Many experts have questioned the effectiveness of back belts in preventing back injuries. There is little scientific proof providing undisputed evidence that back belts reduce the possibility of injury during lifting.

 

Proponents for using back belts present the following arguments:

  • Belts increase intra-abdominal pressure. This is the pressure developed when you tighten your stomach muscles. Strong abdominals help support the spine, and can reduce back stress by up to 50% when lifting. Back belts can boost this pressure, especially when lifting loads greater than your body weight.
  • Belts increase flexibility. Belts can help to keep muscles warm. Warmer muscles are more flexible than colder muscles.
  • Belts serve a biofeedback function. The presence of a back belt can help remind workers to use proper body mechanics when lifting.

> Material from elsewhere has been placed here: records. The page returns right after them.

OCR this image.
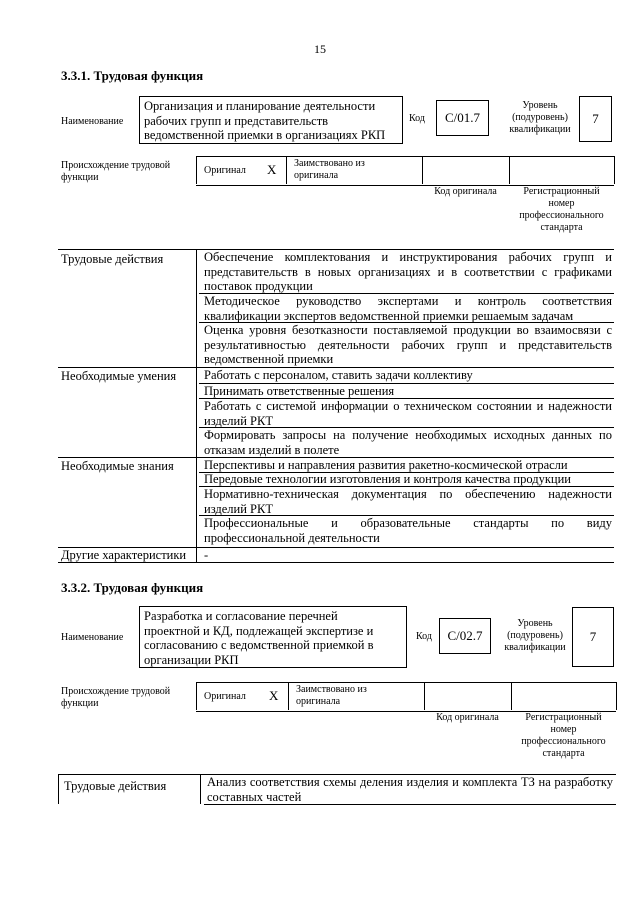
15
3.3.1. Трудовая функция
Наименование
Организация и планирование деятельности
рабочих групп и представительств
ведомственной приемки в организациях РКП
Код С/01.7
Уровень
(подуровень)
квалификации
7
Происхождение трудовой
функции
Оригинал X Заимствовано из
оригинала
Код оригинала	Регистрационный
номер
профессионального
стандарта
Трудовые действия	Обеспечение комплектования и инструктирования рабочих групп и представительств в новых организациях и в соответствии с графиками поставок продукции
Методическое руководство экспертами и контроль соответствия квалификации экспертов ведомственной приемки решаемым задачам
Оценка уровня безотказности поставляемой продукции во взаимосвязи с результативностью деятельности рабочих групп и представительств ведомственной приемки
Необходимые умения Работать с персоналом, ставить задачи коллективу
Принимать ответственные решения
Работать с системой информации о техническом состоянии и надежности изделий РКТ
Формировать запросы на получение необходимых исходных данных по отказам изделий в полете
Необходимые знания Перспективы и направления развития ракетно-космической отрасли
Передовые технологии изготовления и контроля качества продукции
Нормативно-техническая документация по обеспечению надежности изделий РКТ
Профессиональные и образовательные стандарты по виду профессиональной деятельности
Другие характеристики -
3.3.2. Трудовая функция
Наименование
Разработка и согласование перечней
проектной и КД, подлежащей экспертизе и
согласованию с ведомственной приемкой в
организации РКП
Код С/02.7
Уровень
(подуровень)
квалификации
7
Происхождение трудовой
функции
Оригинал X Заимствовано из
оригинала
Код оригинала	Регистрационный
номер
профессионального
стандарта
Трудовые действия	Анализ соответствия схемы деления изделия и комплекта ТЗ на разработку составных частей
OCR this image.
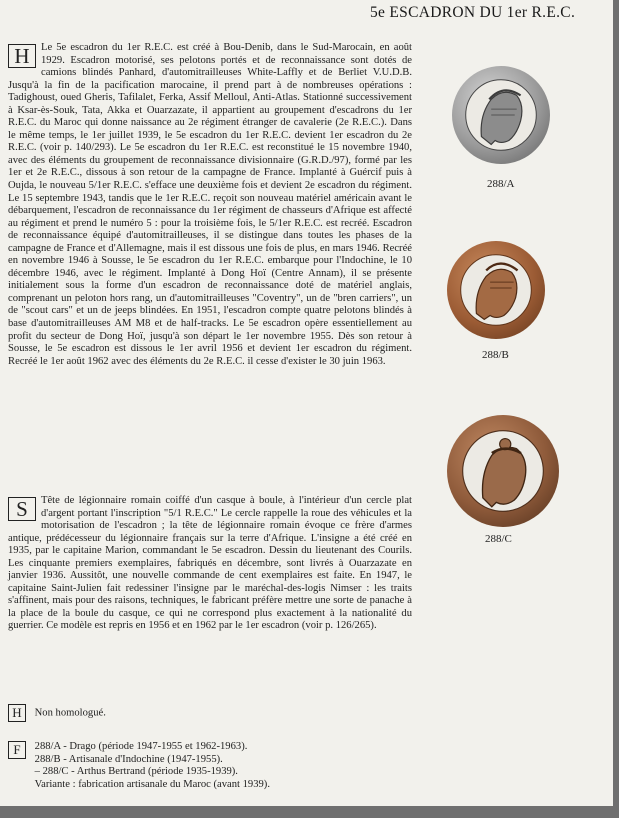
5e ESCADRON DU 1er R.E.C.
H	Le 5e escadron du 1er R.E.C. est créé à Bou-Denib, dans le Sud-Marocain, en août 1929. Escadron motorisé, ses pelotons portés et de reconnaissance sont dotés de camions blindés Panhard, d'automitrailleuses White-Laffly et de Berliet V.U.D.B. Jusqu'à la fin de la pacification marocaine, il prend part à de nombreuses opérations : Tadighoust, oued Gheris, Tafilalet, Ferka, Assif Melloul, Anti-Atlas. Stationné successivement à Ksar-ès-Souk, Tata, Akka et Ouarzazate, il appartient au groupement d'escadrons du 1er R.E.C. du Maroc qui donne naissance au 2e régiment étranger de cavalerie (2e R.E.C.). Dans le même temps, le 1er juillet 1939, le 5e escadron du 1er R.E.C. devient 1er escadron du 2e R.E.C. (voir p. 140/293). Le 5e escadron du 1er R.E.C. est reconstitué le 15 novembre 1940, avec des éléments du groupement de reconnaissance divisionnaire (G.R.D./97), formé par les 1er et 2e R.E.C., dissous à son retour de la campagne de France. Implanté à Guércif puis à Oujda, le nouveau 5/1er R.E.C. s'efface une deuxième fois et devient 2e escadron du régiment. Le 15 septembre 1943, tandis que le 1er R.E.C. reçoit son nouveau matériel américain avant le débarquement, l'escadron de reconnaissance du 1er régiment de chasseurs d'Afrique est affecté au régiment et prend le numéro 5 : pour la troisième fois, le 5/1er R.E.C. est recréé. Escadron de reconnaissance équipé d'automitrailleuses, il se distingue dans toutes les phases de la campagne de France et d'Allemagne, mais il est dissous une fois de plus, en mars 1946. Recréé en novembre 1946 à Sousse, le 5e escadron du 1er R.E.C. embarque pour l'Indochine, le 10 décembre 1946, avec le régiment. Implanté à Dong Hoï (Centre Annam), il se présente initialement sous la forme d'un escadron de reconnaissance doté de matériel anglais, comprenant un peloton hors rang, un d'automitrailleuses "Coventry", un de "bren carriers", un de "scout cars" et un de jeeps blindées. En 1951, l'escadron compte quatre pelotons blindés à base d'automitrailleuses AM M8 et de half-tracks. Le 5e escadron opère essentiellement au profit du secteur de Dong Hoï, jusqu'à son départ le 1er novembre 1955. Dès son retour à Sousse, le 5e escadron est dissous le 1er avril 1956 et devient 1er escadron du régiment. Recréé le 1er août 1962 avec des éléments du 2e R.E.C. il cesse d'exister le 30 juin 1963.

S	Tête de légionnaire romain coiffé d'un casque à boule, à l'intérieur d'un cercle plat d'argent portant l'inscription "5/1 R.E.C." Le cercle rappelle la roue des véhicules et la motorisation de l'escadron ; la tête de légionnaire romain évoque ce frère d'armes antique, prédécesseur du légionnaire français sur la terre d'Afrique. L'insigne a été créé en 1935, par le capitaine Marion, commandant le 5e escadron. Dessin du lieutenant des Courils. Les cinquante premiers exemplaires, fabriqués en décembre, sont livrés à Ouarzazate en janvier 1936. Aussitôt, une nouvelle commande de cent exemplaires est faite. En 1947, le capitaine Saint-Julien fait redessiner l'insigne par le maréchal-des-logis Nimser : les traits s'affinent, mais pour des raisons, techniques, le fabricant préfère mettre une sorte de panache à la place de la boule du casque, ce qui ne correspond plus exactement à la nationalité du guerrier. Ce modèle est repris en 1956 et en 1962 par le 1er escadron (voir p. 126/265).

H Non homologué.
F 288/A - Drago (période 1947-1955 et 1962-1963).
288/B - Artisanale d'Indochine (1947-1955).
– 288/C - Arthus Bertrand (période 1935-1939).
Variante : fabrication artisanale du Maroc (avant 1939).
288/A
288/B
288/C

Experts questioning the value of back belts have the following concerns:

  • Belts elevate blood pressure. This can be dangerous for individuals with cardiac problems.
  • Belts promote sweating and heat rashes. This is especially problematic when working in warm environments.
  • Tight belts can be painful. Improperly fitted belts can cause abdominal pain and injuries, especially if worn for prolonged periods.
  • Belts provide a false sense of security. Workers can feel protected by the belt and lift unsafe loads.

Back belts should be used only after proper screening, fitting and instruction. Employees should recognize that belts do not increase strength and lifting ability, or substitute for proper body mechanics. However, back belts, when coupled with body mechanics and lifting training, can be part of an effective injury prevention program. They will not make employees more fit, buy can serve as a reminder to use safe lifting techniques.